Fresno Bee Blasts Marijuana Industry for Harming Environment

Watering Marijuana (Pete Starman / Getty)
Pete Starman / Getty

The Fresno Bee has published an editorial blasting marijuana growers, noting the environmental impact of marijuana farms around the state of California and the catastrophic ecological impact effect of 18 years of medical marijuana legalization, including “exacerbating the drought.”

The Bee wrote, “Acres of ancient trees are disappearing and illegal marijuana farms are popping up in their place. Streams and rivers are being sucked dry, diverted sometimes miles away through plastic pipes into tanks. Several species of fish, along with a rare breed of wild rodent, are on the verge of extinction.”

The Bee noted alarming information that had been distributed July 1 at the state Senate’s Joint Committee on Fisheries and Aquaculture, including Mendocino County Sheriff Tom Allman’s testimony that the Eel River had been sucked so dry by marijuana growers that it was covered with moss. Allman added that about 500,000 gallons of water were used to maintain the roughly 87,000 marijuana plants his team had discovered in a bust.

Resources Secretary John Laird told the Bee, “It’s hard to ask everyone to cut their water and deal with water cuts when we’re not dealing with this.” The Bee supported bills from Sen. Mike McGuire (D-North Coast) and Assemblymember Jim Wood (D-Healdsburg) that call for regulation of the state’s marijuana industry.
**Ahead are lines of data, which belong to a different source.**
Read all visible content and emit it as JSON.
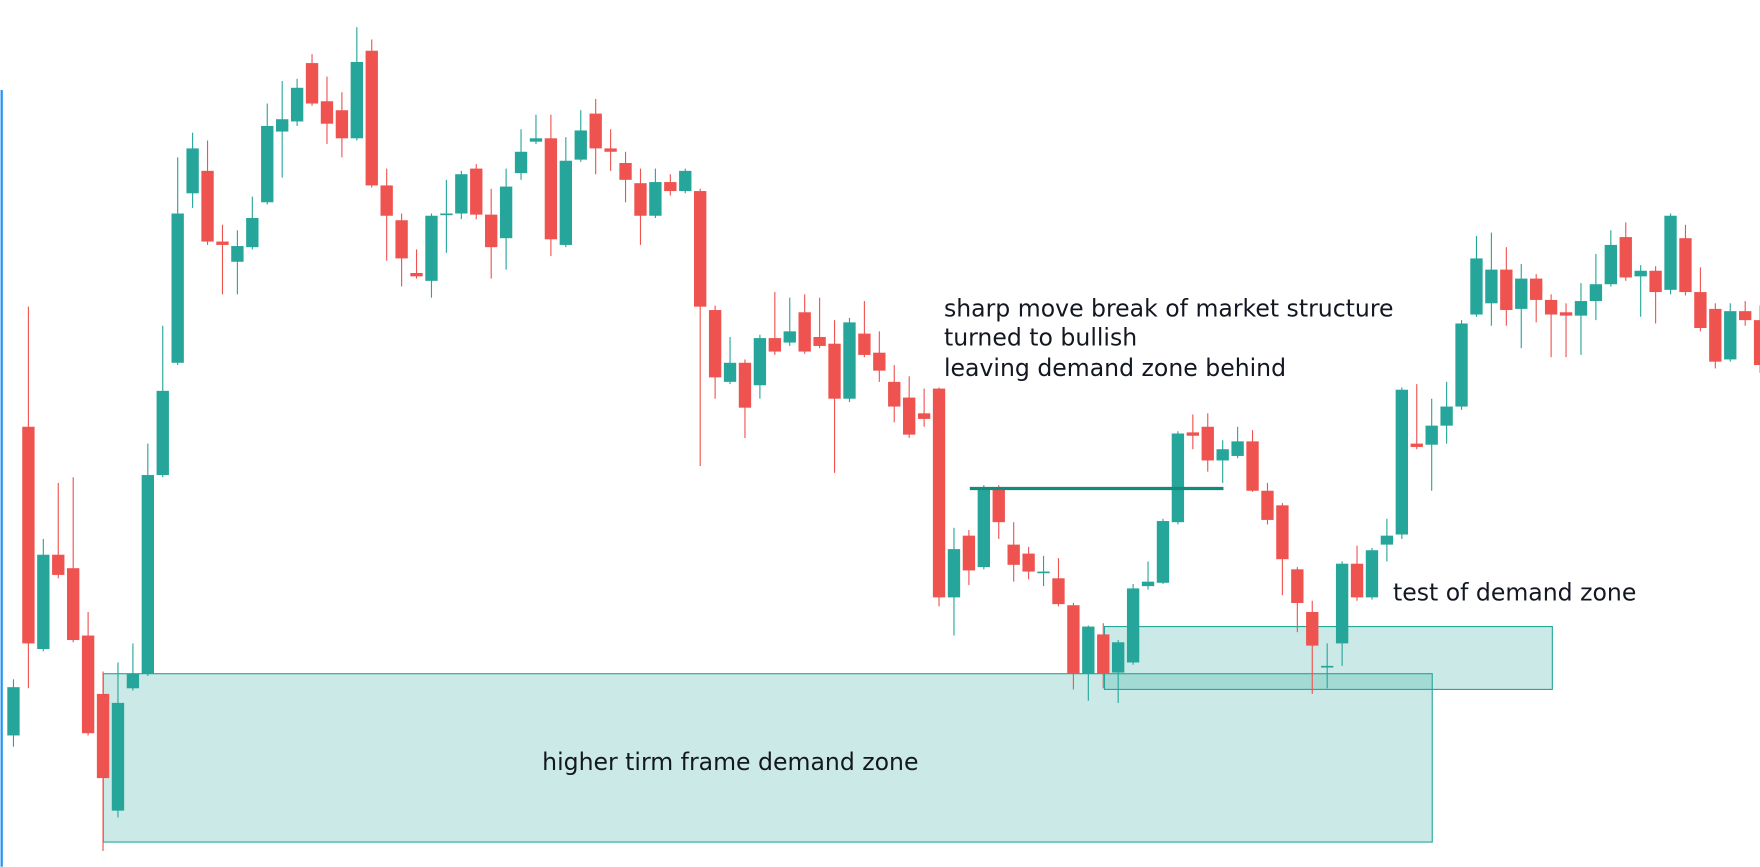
{
  "chart_data": {
    "type": "candlestick",
    "up_color": "#26a69a",
    "down_color": "#ef5350",
    "ylim": [
      0,
      772
    ],
    "open": [
      117,
      392,
      194,
      278,
      266,
      206,
      154,
      50,
      159,
      172,
      349,
      449,
      600,
      620,
      557,
      539,
      552,
      592,
      655,
      664,
      716,
      682,
      674,
      649,
      727,
      607,
      576,
      529,
      522,
      581,
      582,
      622,
      581,
      560,
      618,
      646,
      649,
      554,
      630,
      671,
      640,
      627,
      609,
      580,
      610,
      602,
      602,
      496,
      432,
      449,
      429,
      471,
      467,
      494,
      472,
      466,
      417,
      475,
      458,
      432,
      418,
      404,
      426,
      240,
      295,
      267,
      338,
      287,
      279,
      262,
      257,
      233,
      172,
      207,
      173,
      182,
      250,
      253,
      307,
      387,
      392,
      362,
      366,
      379,
      335,
      322,
      265,
      227,
      178,
      199,
      270,
      240,
      287,
      296,
      377,
      376,
      393,
      410,
      492,
      502,
      532,
      497,
      524,
      505,
      494,
      491,
      504,
      519,
      561,
      526,
      531,
      514,
      560,
      512,
      497,
      452,
      495,
      487
    ],
    "high": [
      167,
      499,
      292,
      342,
      347,
      227,
      174,
      182,
      199,
      377,
      482,
      632,
      654,
      647,
      572,
      567,
      597,
      680,
      700,
      702,
      724,
      704,
      690,
      748,
      737,
      622,
      582,
      550,
      582,
      612,
      620,
      626,
      604,
      622,
      657,
      670,
      670,
      650,
      674,
      684,
      657,
      637,
      622,
      622,
      617,
      622,
      604,
      500,
      472,
      452,
      474,
      512,
      507,
      510,
      507,
      487,
      489,
      504,
      477,
      447,
      437,
      426,
      427,
      302,
      300,
      340,
      340,
      307,
      285,
      277,
      275,
      235,
      215,
      217,
      202,
      252,
      272,
      310,
      388,
      403,
      404,
      380,
      392,
      389,
      342,
      324,
      267,
      237,
      199,
      272,
      286,
      284,
      310,
      427,
      430,
      417,
      432,
      487,
      562,
      565,
      552,
      537,
      528,
      510,
      502,
      520,
      546,
      567,
      574,
      536,
      535,
      582,
      572,
      534,
      502,
      502,
      504,
      500
    ],
    "low": [
      107,
      159,
      192,
      257,
      200,
      117,
      14,
      44,
      157,
      170,
      347,
      447,
      587,
      554,
      510,
      510,
      550,
      590,
      614,
      660,
      678,
      644,
      632,
      647,
      605,
      540,
      517,
      524,
      507,
      547,
      577,
      577,
      524,
      532,
      612,
      644,
      544,
      552,
      628,
      617,
      620,
      592,
      554,
      578,
      598,
      600,
      357,
      417,
      430,
      382,
      417,
      456,
      464,
      457,
      462,
      351,
      414,
      454,
      432,
      396,
      382,
      392,
      232,
      206,
      251,
      265,
      292,
      254,
      256,
      250,
      232,
      158,
      148,
      159,
      146,
      180,
      247,
      252,
      305,
      372,
      352,
      342,
      364,
      334,
      305,
      242,
      209,
      154,
      159,
      179,
      237,
      238,
      272,
      292,
      372,
      335,
      377,
      407,
      490,
      482,
      482,
      462,
      485,
      454,
      454,
      456,
      487,
      517,
      522,
      490,
      484,
      510,
      509,
      477,
      444,
      450,
      482,
      440
    ],
    "close": [
      160,
      199,
      278,
      260,
      202,
      119,
      79,
      146,
      172,
      349,
      424,
      582,
      640,
      557,
      554,
      553,
      578,
      660,
      666,
      694,
      680,
      662,
      649,
      717,
      607,
      580,
      542,
      526,
      580,
      582,
      617,
      581,
      552,
      606,
      637,
      649,
      559,
      629,
      656,
      640,
      637,
      612,
      580,
      610,
      602,
      620,
      499,
      436,
      449,
      409,
      471,
      459,
      477,
      459,
      464,
      417,
      485,
      456,
      442,
      410,
      385,
      399,
      240,
      283,
      264,
      338,
      307,
      269,
      263,
      263,
      234,
      172,
      214,
      172,
      200,
      248,
      254,
      308,
      386,
      384,
      362,
      372,
      379,
      335,
      309,
      274,
      235,
      197,
      179,
      270,
      240,
      282,
      295,
      425,
      374,
      393,
      410,
      484,
      542,
      532,
      496,
      524,
      505,
      492,
      491,
      504,
      519,
      554,
      525,
      531,
      512,
      580,
      512,
      480,
      450,
      495,
      487,
      447
    ],
    "zones": [
      {
        "top": 172,
        "bottom": 22
      },
      {
        "top": 214,
        "bottom": 158
      }
    ],
    "level": 337,
    "annotations": [
      "sharp move break of market structure",
      "turned to bullish",
      "leaving demand zone behind",
      "test of demand zone",
      "higher tirm frame demand zone"
    ]
  }
}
McGuire’s bill, SB 643, would regulate medical marijuana by licensing and regulating dispensaries and cultivation sites; it would also establish a Bureau of Medical Marijuana Regulation. McGuire said the state’s current medical marijuana regulations were “impotent.”

Wood’s bill, AB 243, was passed in early June by the Assembly and sent to the state Senate. It would require nine regional water quality control boards in California to create regulations for water, chemical, and sediment use and discharge.